Last month, for instance, a report by the Israeli state comptroller put “substantial blame” on the Netanyahu government for a greater than 50 per cent rise in house price over the past 5 years, in part because of the bureaucratic delays holding back the speed of house building. Moreover, according to the Bank of Israel, a basket of basic products was 12 per cent more expensive in Israel than the OECD average last year.

Official statistics indicate over 40 per cent of Israelis are in a constant state of overdraft. And it is this economic context which helps explain why Netanyahu’s domestic opponents now sense there is significant opportunity to unseat him.

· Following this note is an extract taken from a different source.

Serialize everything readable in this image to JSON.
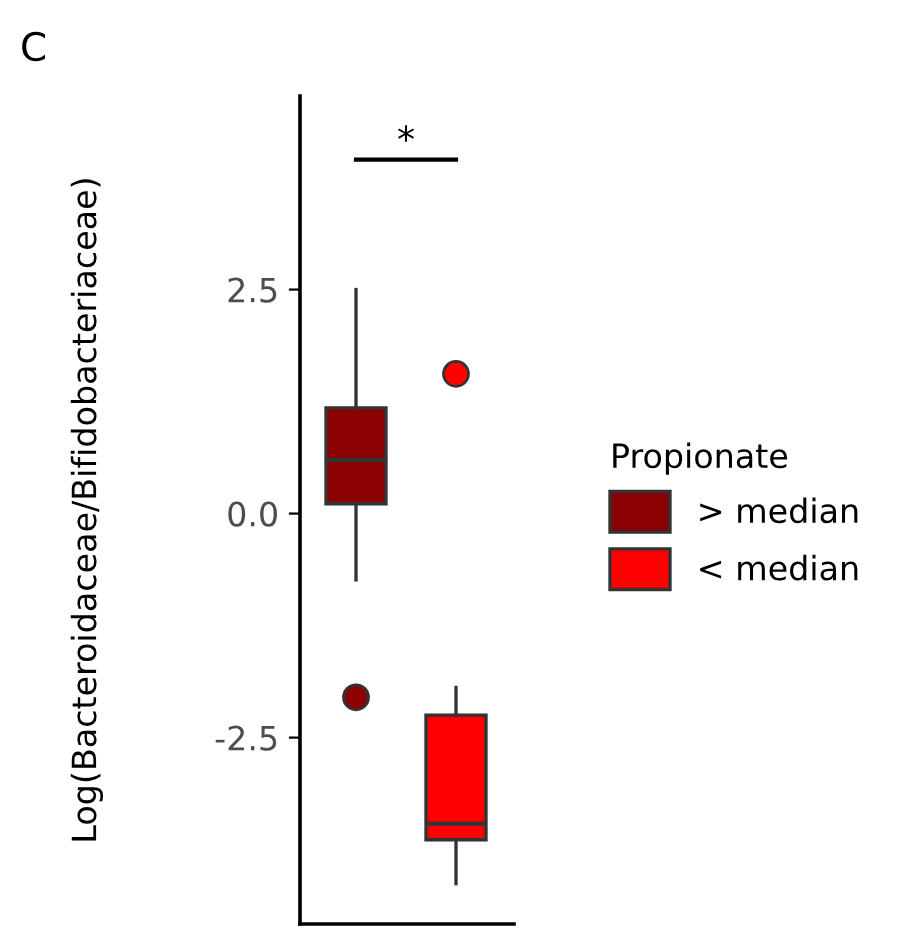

However, even if the Zionist Union wins more seats than Netanyahu’s conservative Likud party, it will still need to overcome the hurdle of forming a coalition with a variety of nationalist and religious parties to secure the requisite 61 seats in the Knesset. This will not be easy, especially as the prime minister remains a formidable dealmaker and his ability to forge a potential coalition across the fragmented political landscape should not be under-estimated. Thus, even if Likud wins less seats today than the Zionist Union, he could yet remain in office.

Taken overall, at a moment when the country faces key international challenges, an unstable coalition is more likely than a decisive victory. Given the fragmentation of the Israeli political system, this could not just mean further political uncertainty but also complicate the new government’s task of developing a clear, coherent domestic and international agenda.